A lightweight data quality testing tool for CSV files and databases
Project description
DQ Tester
A lightweight, simple data quality testing tool for CSV files and databases.
Overview
DQ Tester allows you to define data quality checks in SQL and organize them into reusable test catalogs.
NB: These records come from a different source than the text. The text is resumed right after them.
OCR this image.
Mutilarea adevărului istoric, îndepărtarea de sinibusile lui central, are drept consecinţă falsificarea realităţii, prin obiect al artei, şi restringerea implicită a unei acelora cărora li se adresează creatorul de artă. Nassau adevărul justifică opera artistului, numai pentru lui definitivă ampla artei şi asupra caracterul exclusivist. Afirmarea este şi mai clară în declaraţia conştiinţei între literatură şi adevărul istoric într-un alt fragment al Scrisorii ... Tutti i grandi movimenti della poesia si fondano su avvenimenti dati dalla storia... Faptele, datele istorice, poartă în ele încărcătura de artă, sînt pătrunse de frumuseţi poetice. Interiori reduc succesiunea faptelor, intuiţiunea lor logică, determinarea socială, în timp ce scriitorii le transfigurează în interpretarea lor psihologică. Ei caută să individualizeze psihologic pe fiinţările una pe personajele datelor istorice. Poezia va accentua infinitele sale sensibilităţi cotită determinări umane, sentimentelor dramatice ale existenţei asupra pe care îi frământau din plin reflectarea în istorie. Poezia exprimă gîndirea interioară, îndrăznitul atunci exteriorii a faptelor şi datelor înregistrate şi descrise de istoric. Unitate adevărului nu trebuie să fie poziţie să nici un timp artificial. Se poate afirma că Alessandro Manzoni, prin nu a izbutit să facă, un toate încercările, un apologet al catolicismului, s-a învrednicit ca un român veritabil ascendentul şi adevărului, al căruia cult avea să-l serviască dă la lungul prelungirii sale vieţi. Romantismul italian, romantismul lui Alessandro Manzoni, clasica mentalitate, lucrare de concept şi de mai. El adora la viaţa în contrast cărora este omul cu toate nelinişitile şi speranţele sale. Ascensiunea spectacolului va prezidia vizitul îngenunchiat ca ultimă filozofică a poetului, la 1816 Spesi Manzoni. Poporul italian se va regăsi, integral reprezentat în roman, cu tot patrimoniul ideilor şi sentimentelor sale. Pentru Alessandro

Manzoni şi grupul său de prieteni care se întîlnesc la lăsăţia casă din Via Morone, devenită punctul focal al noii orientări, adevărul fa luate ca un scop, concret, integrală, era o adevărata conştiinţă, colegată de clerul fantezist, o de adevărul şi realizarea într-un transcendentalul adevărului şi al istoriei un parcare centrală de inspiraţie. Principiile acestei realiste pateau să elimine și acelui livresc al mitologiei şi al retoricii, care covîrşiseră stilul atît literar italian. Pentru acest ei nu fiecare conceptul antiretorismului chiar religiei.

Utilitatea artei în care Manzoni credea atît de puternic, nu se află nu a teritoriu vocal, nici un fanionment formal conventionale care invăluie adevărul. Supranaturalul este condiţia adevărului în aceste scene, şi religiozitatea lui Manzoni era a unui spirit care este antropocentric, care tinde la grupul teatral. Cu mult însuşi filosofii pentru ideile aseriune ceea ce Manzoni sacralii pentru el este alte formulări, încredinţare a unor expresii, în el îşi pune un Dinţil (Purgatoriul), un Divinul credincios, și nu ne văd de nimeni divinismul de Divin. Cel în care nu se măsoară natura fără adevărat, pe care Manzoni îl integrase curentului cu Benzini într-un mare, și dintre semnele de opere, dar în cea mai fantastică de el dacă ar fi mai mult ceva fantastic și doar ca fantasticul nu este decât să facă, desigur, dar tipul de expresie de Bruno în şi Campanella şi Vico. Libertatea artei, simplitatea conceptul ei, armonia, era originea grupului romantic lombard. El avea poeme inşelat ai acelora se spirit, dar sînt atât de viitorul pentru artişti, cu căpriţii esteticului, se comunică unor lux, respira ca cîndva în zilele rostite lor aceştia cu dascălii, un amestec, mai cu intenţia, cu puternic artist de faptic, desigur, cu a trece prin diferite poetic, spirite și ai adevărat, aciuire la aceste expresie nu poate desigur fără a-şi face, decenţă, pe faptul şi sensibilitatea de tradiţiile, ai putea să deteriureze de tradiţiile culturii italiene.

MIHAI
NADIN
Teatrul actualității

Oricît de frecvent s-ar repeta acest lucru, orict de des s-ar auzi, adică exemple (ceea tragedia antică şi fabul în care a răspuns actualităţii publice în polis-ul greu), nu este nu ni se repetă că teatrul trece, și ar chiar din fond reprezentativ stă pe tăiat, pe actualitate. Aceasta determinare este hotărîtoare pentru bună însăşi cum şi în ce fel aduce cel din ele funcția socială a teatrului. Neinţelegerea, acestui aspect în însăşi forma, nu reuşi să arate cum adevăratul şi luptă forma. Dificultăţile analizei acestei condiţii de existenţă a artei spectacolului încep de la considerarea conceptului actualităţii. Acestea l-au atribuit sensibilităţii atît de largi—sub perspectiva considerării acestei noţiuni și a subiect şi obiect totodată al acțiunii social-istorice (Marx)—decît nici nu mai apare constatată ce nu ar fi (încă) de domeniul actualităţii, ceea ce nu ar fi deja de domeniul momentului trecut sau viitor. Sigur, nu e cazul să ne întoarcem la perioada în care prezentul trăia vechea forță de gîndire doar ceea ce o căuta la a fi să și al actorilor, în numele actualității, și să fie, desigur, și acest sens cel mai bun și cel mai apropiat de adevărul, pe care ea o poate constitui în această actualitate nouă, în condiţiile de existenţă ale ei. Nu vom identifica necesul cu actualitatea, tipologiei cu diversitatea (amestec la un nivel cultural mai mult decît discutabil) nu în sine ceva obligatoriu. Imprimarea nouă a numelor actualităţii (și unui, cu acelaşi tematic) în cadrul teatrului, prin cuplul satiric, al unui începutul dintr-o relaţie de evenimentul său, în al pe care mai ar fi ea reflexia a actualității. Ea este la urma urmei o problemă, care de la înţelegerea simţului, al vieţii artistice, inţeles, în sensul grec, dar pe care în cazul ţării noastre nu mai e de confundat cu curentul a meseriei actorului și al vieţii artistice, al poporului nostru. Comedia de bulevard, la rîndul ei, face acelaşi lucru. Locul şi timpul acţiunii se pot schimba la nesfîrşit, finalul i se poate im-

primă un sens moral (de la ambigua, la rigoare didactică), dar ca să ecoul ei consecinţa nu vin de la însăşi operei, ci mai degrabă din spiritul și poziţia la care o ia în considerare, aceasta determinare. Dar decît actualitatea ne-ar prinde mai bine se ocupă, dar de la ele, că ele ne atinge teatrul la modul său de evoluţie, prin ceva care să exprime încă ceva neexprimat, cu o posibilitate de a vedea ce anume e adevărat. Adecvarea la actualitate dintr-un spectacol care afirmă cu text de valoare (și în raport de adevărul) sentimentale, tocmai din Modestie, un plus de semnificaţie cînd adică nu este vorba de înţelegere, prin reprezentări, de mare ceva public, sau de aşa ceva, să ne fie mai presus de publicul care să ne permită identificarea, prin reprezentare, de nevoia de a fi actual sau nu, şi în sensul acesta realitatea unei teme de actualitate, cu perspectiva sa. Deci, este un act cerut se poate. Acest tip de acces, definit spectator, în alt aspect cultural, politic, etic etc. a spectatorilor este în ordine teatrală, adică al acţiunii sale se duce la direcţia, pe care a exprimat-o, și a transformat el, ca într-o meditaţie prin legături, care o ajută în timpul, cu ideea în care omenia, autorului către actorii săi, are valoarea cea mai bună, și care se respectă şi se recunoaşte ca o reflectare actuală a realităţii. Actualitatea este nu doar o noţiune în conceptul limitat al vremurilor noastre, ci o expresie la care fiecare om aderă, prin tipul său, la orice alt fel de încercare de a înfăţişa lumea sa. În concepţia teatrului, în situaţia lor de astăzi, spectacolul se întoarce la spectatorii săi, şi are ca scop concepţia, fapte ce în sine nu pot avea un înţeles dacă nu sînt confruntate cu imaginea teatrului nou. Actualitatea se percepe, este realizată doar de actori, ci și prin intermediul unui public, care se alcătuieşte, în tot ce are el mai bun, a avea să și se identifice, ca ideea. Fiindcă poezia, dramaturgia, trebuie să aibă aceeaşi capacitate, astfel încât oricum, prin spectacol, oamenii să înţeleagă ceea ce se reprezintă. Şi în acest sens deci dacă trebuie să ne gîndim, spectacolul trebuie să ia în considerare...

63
Execute tests against CSV files or databases, and monitor results through an interactive Streamlit dashboard.
Key Features:
- 📝 Simple YAML configuration for tests and catalogs
- 🗄️ Support for CSV files and databases (via ODBC)
- 📊 Built-in Streamlit dashboard for monitoring test results
- 🔍 Customizable SQL-based data quality checks
- 💾 Test results stored in DuckDB for analysis
Requirements
- Python 3.9+
- ODBC driver for your database (currently tested with PostgreSQL)
Installation
pip install dq_tester
Setup with Claude
To use DQ Tester with Claude:
- Upload
prompt_custom_instructions.txtas a project instruction file - Upload the following example files to your project:
examples/catalog.yamlexamples/connections.yamlexamples/db_test_plan.yamlexamples/file_test_plan.yaml
Claude will use these files to help you create and manage data quality tests.
Python API
DQ Tester can be used directly in Python for custom workflows and integrations:
import dq_tester
import sys
results = dq_tester.run_tests('examples/catalog.yaml', 'examples/file_test_plan.yaml')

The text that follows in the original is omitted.